Players around the world are looking for season long jobs, so finding someone who's both good enough to make an impact and willing to take on a contract for an awkward length of time is near impossible.
That's why it sounds like an injury replacement is no longer on the cards, sources said. The Breakers will be rolling with what they have, with the hopes of keeping their heads above water until Cheatham returns.
Some numbers I find interesting
• This is very early, but a fun one to keep an eye on. Last season, D.J. Hogg was the 'stocks' king. He was the only qualified player in the NBL to average at least one steal and one block per game; he averaged 1.3 each. He's played just three games since coming back from his shoulder injury, and is averaging two blocks and 1.3 steals a game. The only other players averaging at least one of each are Tyrell Harrison and Gary Clark.
• Bryce Cotton has yet to make a spot-up three. In this instance, spot-up is defined as 'waiting to receive the ball on the perimeter (or mid-range) without using a screen to get open to make the catch', according to jordanmcnbl.com, and, in 15 plays, Cotton is logging zero points per play. For context, Cotton had 60 spot-up plays last season, and was an impressive 1.39 points per play.
• A huge part of what the Sydney Kings do is their unyielding switching on the defensive end.

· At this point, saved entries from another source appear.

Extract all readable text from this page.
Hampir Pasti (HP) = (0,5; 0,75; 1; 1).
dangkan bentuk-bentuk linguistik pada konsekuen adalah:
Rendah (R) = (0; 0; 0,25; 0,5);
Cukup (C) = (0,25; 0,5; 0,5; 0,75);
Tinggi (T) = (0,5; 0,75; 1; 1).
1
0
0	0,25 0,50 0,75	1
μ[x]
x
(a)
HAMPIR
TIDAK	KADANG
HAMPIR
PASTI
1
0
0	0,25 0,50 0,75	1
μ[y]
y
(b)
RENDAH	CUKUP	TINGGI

They switch everything, no matter what, with very little leeway. It's something Mahmoud Abdelfattah obviously believes will yield the best outcomes and, thus far, it's been quite effective; the Kings currently have the third best defence in the league. The thinking would be the Kings would get burned on post-ups and isolations due to mismatches; teams are trying, but not really succeeding. According to jordanmcnbl.com, 10% of the Kings' defensive possessions are post-ups -- easily the most in the NBL -- but they allow just 0.9 points per play, which is below the league average of 0.96. One more: 13.6% of the Kings' defensive possessions are in isolation -- second in the NBL -- and they give up just 0.7 points per play, which is the best in the league and well above the league average of 0.86.
• The Adelaide 36ers have been a different team since adding Dejan Vasiljevic, and in more ways than one. According to Spatial Jam, prior to adding Vasiljevic, the 36ers posted 101.9 points per 100 possessions, which was easily the worst in the NBL. On the other end, they were actually reasonably effective, allowing 109.4 points per 100 possessions; better than the league average. Since adding Vasiljevic, the 36ers' offence has expectedly improved -- a 114.3 ORTG in the four games he's played, which is fourth in the league over that stretch -- but, in those games, they allowed 115.9 points per 100 possessions, which is fourth-worst in the league.

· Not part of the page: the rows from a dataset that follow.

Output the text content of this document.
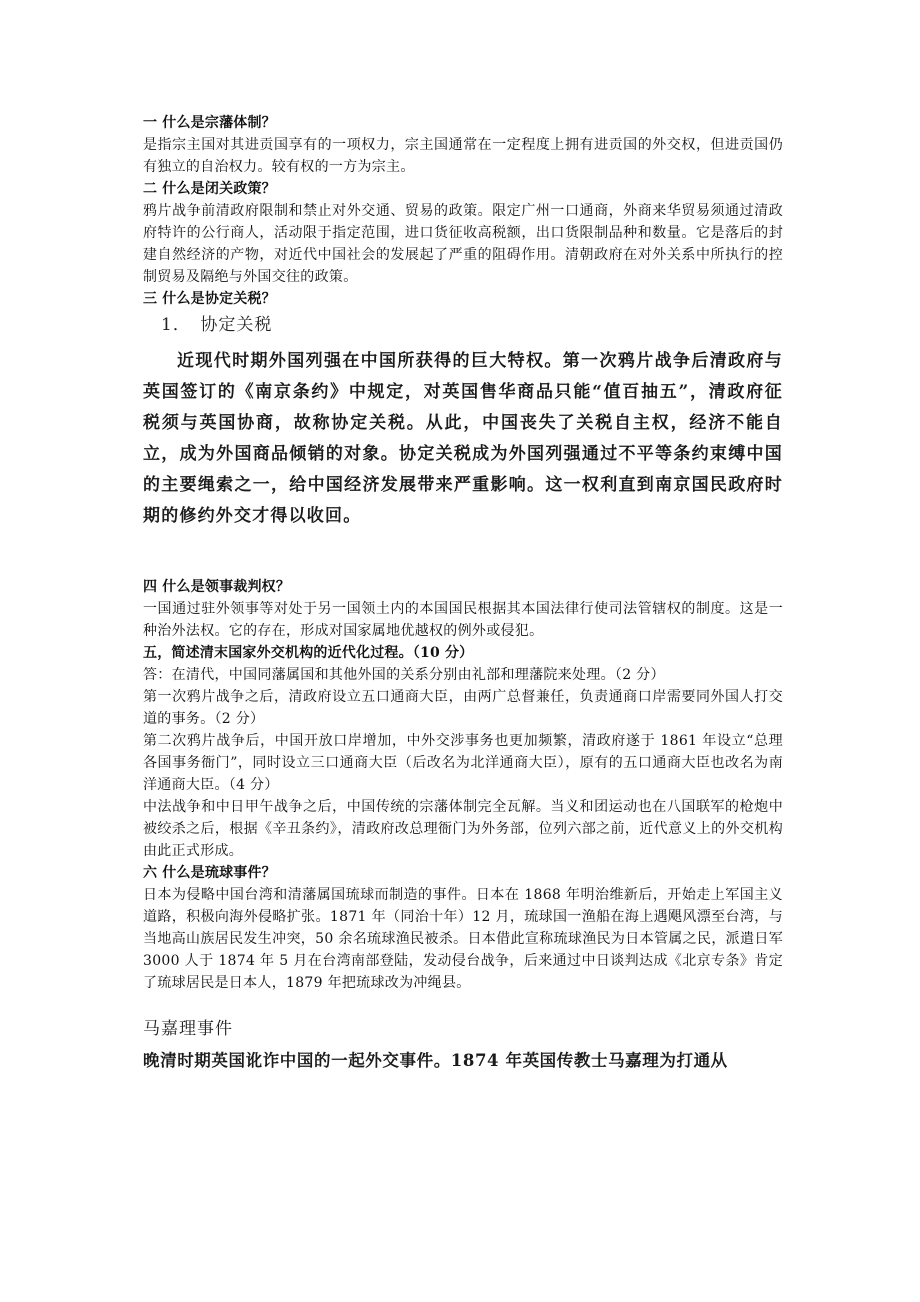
一 什么是宗藩体制？

是指宗主国对其进贡国享有的一项权力，宗主国通常在一定程度上拥有进贡国的外交权，但进贡国仍有独立的自治权力。较有权的一方为宗主。

二 什么是闭关政策？

鸦片战争前清政府限制和禁止对外交通、贸易的政策。限定广州一口通商，外商来华贸易须通过清政府特许的公行商人，活动限于指定范围，进口货征收高税额，出口货限制品种和数量。它是落后的封建自然经济的产物，对近代中国社会的发展起了严重的阻碍作用。清朝政府在对外关系中所执行的控制贸易及隔绝与外国交往的政策。

三 什么是协定关税？

1．　协定关税

近现代时期外国列强在中国所获得的巨大特权。第一次鸦片战争后清政府与英国签订的《南京条约》中规定，对英国售华商品只能“值百抽五”，清政府征税须与英国协商，故称协定关税。从此，中国丧失了关税自主权，经济不能自立，成为外国商品倾销的对象。协定关税成为外国列强通过不平等条约束缚中国的主要绳索之一，给中国经济发展带来严重影响。这一权利直到南京国民政府时期的修约外交才得以收回。

四 什么是领事裁判权？

一国通过驻外领事等对处于另一国领土内的本国国民根据其本国法律行使司法管辖权的制度。这是一种治外法权。它的存在，形成对国家属地优越权的例外或侵犯。

五，简述清末国家外交机构的近代化过程。（10 分）

答：在清代，中国同藩属国和其他外国的关系分别由礼部和理藩院来处理。（2 分）

第一次鸦片战争之后，清政府设立五口通商大臣，由两广总督兼任，负责通商口岸需要同外国人打交道的事务。（2 分）

第二次鸦片战争后，中国开放口岸增加，中外交涉事务也更加频繁，清政府遂于 1861 年设立“总理各国事务衙门”，同时设立三口通商大臣（后改名为北洋通商大臣），原有的五口通商大臣也改名为南洋通商大臣。（4 分）

中法战争和中日甲午战争之后，中国传统的宗藩体制完全瓦解。当义和团运动也在八国联军的枪炮中被绞杀之后，根据《辛丑条约》，清政府改总理衙门为外务部，位列六部之前，近代意义上的外交机构由此正式形成。

六 什么是琉球事件？

日本为侵略中国台湾和清藩属国琉球而制造的事件。日本在 1868 年明治维新后，开始走上军国主义道路，积极向海外侵略扩张。1871 年（同治十年）12 月，琉球国一渔船在海上遇飓风漂至台湾，与当地高山族居民发生冲突，50 余名琉球渔民被杀。日本借此宣称琉球渔民为日本管属之民，派遣日军 3000 人于 1874 年 5 月在台湾南部登陆，发动侵台战争，后来通过中日谈判达成《北京专条》肯定了琉球居民是日本人，1879 年把琉球改为冲绳县。

马嘉理事件

晚清时期英国讹诈中国的一起外交事件。1874 年英国传教士马嘉理为打通从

My favourite plays of the week
Jonah Bolden's best skill has always been his elite passing, and it was on show this round.
Jonah Bolden is elite at finding cutters. pic.twitter.com/iq7OFAw7nX— Olg's Notebook (@OlgsNotebook) November 4, 2023
Alan Williams had two fouls midway through the first quarter of the Bullets-Phoenix game, and Mike Kelly took a big risk by putting him back into the game. Enter Aron Baynes.
Veteran play from Aron Baynes to draw Alan Williams' 3rd foul. pic.twitter.com/f9Rn3oboGS— Olg's Notebook (@OlgsNotebook) November 8, 2023
Mantas Rubštavičius has flown under the radar, but his really high skill level makes me think he could be one of the Next Stars that make the most impact late in the season.
Mantas Rubštavičius' skill level is really high. pic.twitter.com/grn71goBj2— Olg's Notebook (@OlgsNotebook) November 8, 2023
Bryce Cotton knows when an opposing big is about to preemptively prepare to trap him, or at least hard hedge. As soon as Cotton sees the big-man veer toward the side of the screen he should be using, the three-time MVP rejects it and gets wide open.